WHO has an extraordinary opportunity to work with G20 Sherpas (emissaries) and at future summits to get a greater buy-in among the G20 nations that goes beyond just the US, the UK and some European governments. My use of the term ‘buy-in’ is both figurative and literal. If we are to achieve success in global NTD control we are going to need all of the G20 nations to financially step up and support mass treatments, while simultaneously funding urgently needed global health research and development.
Still another phenomenon being increasingly seen within the G20 and elsewhere is an overlap between NTDs and non-communicable diseases such that new co-morbidities are appearing. A good example is the severe and high mortality dengue seen now in patients with underlying hypertension or diabetes. This new NTD-NCD access will also become a new and important priority for Dr Tedros.

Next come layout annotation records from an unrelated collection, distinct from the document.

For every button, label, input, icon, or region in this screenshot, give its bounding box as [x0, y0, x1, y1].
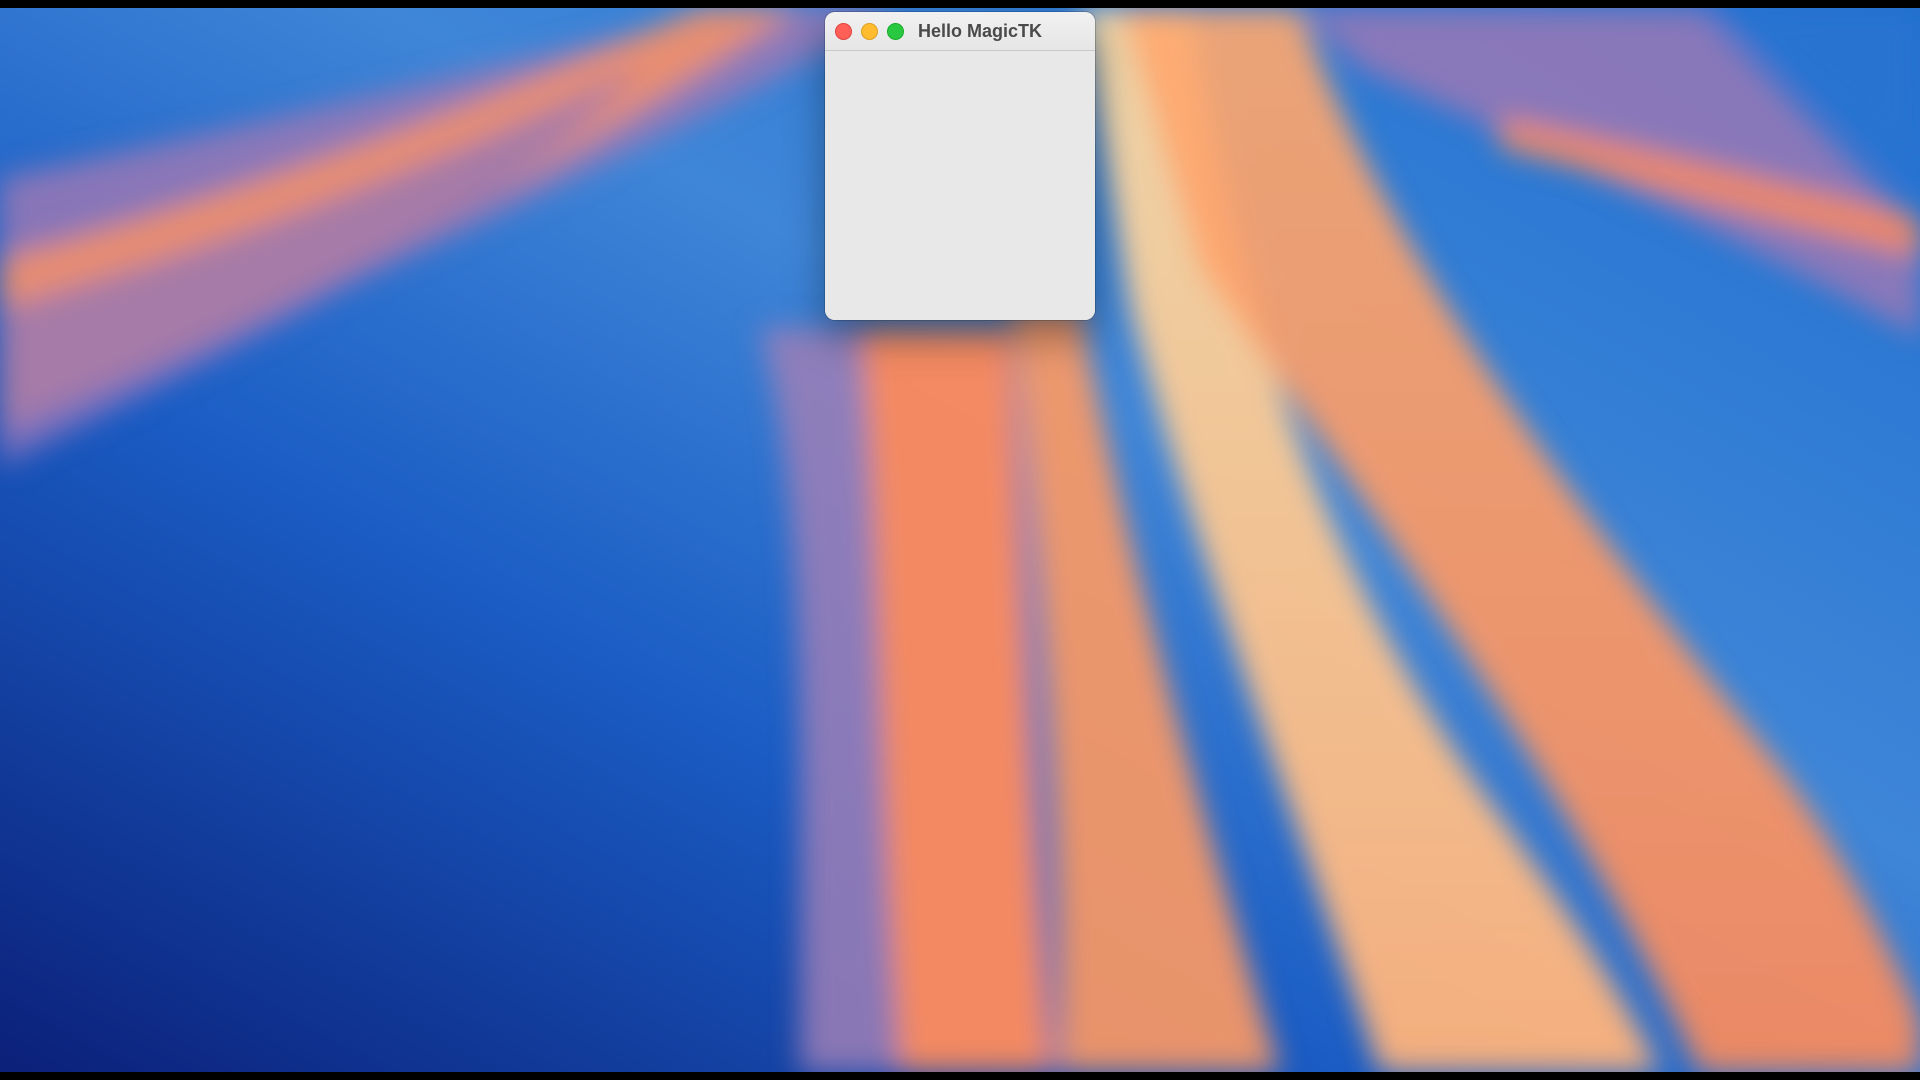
app-window: Hello MagicTK — [825, 12, 1095, 320]
close-icon[interactable] — [835, 22, 852, 40]
window-controls — [825, 22, 904, 40]
window-titlebar[interactable]: Hello MagicTK — [825, 12, 1095, 51]
desktop: Hello MagicTK — [0, 8, 1920, 1072]
window-content — [825, 51, 1095, 320]
window-title: Hello MagicTK — [918, 20, 1043, 41]
zoom-icon[interactable] — [887, 22, 904, 40]
minimize-icon[interactable] — [861, 22, 878, 40]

According to Dr Tedros his final high-level priority will be ‘reinforcing a talented, motivated and engaged staff’. Certainly, this is a cause that everyone can rally around. We are entering a second decade of WHO's historic and substantive commitment to NTDs, and recognize that a strong and empowered WHO Department of NTDs and its regional offices remain absolutely vital to our collective successes.
Dr Tedros has stated, ‘we have a historic opportunity to make transformational improvement in world health’. I am sure our NTD community of scientists and public health heroes will agree.